Ce qui s’est déroulé était tout simplement extraordinaire. Woodside a terminé le parcours exigeant en 9 heures et 32 minutes, remportant la première place dans la catégorie féminine. Tout au long de la course, elle s’est arrêtée trois fois pour nourrir son nourrisson, qui l’attendait avec son mari à des points de rencontre désignés le long du parcours.
L’exploit a profondément résonné dans les communautés sportives canadiennes et au-delà. Dr Jane Thornton, médecin en médecine sportive et ancienne rameuse olympique, considère la réussite de Woodside comme significative au-delà du domaine sportif.

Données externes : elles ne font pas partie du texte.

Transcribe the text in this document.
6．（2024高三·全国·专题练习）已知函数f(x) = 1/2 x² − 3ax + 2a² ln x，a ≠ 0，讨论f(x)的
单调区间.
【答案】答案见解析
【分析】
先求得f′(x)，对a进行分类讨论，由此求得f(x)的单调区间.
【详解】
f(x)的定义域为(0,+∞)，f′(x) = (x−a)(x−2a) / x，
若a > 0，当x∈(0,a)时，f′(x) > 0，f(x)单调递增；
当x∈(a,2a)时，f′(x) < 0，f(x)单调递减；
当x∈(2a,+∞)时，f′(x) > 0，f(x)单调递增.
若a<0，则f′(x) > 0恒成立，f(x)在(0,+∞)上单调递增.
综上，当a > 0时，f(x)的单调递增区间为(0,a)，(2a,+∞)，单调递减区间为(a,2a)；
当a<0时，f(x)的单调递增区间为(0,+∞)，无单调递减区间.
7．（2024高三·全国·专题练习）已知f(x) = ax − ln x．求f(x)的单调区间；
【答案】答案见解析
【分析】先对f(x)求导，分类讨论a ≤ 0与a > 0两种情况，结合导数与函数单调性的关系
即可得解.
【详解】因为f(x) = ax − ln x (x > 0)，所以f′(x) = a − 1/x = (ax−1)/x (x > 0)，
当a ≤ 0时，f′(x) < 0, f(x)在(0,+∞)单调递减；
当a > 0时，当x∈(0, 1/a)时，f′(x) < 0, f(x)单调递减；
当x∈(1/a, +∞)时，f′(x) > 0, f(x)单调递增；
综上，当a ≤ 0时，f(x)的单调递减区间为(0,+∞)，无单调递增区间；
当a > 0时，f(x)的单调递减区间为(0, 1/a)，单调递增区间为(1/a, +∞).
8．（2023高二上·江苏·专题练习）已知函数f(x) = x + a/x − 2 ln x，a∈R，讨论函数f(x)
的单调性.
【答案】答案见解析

« Cela brise les idées reçues sur les capacités des corps post-partum, » a expliqué Thornton. « Sa performance démontre qu’avec une récupération et un entraînement appropriés, le retour à la compétition de haut niveau après l’accouchement n’est pas seulement possible—il peut aussi inclure la poursuite de l’allaitement. »
Le régime d’entraînement de Woodside a repris progressivement environ huit semaines après l’accouchement. Elle a travaillé étroitement avec des physiothérapeutes spécialisés en santé des femmes et des entraîneurs spécialisés pour les athlètes post-partum. Quatre mois après l’accouchement, elle s’entraînait de nouveau sérieusement, mais avec des modifications.
« Mon corps se sentait différent, bien sûr, » a reconnu Woodside. « J’ai abordé les côtes de façon plus conservatrice au début et j’ai vraiment écouté ce que mon corps me disait chaque jour. »
Athlétisme Canada a pris note. Bien que la course de trail d’ultra-distance existe quelque peu en périphérie des sports grand public, des performances comme celle de Woodside soulignent la nécessité de meilleurs systèmes de soutien pour les athlètes-parents dans toutes les disciplines.
Selon Statistique Canada, environ 85% des mères canadiennes commencent l’allaitement, avec environ 25% qui continuent exclusivement pendant les six mois recommandés. Pour les athlètes de compétition, ces taux chutent généralement de façon significative en raison des défis logistiques.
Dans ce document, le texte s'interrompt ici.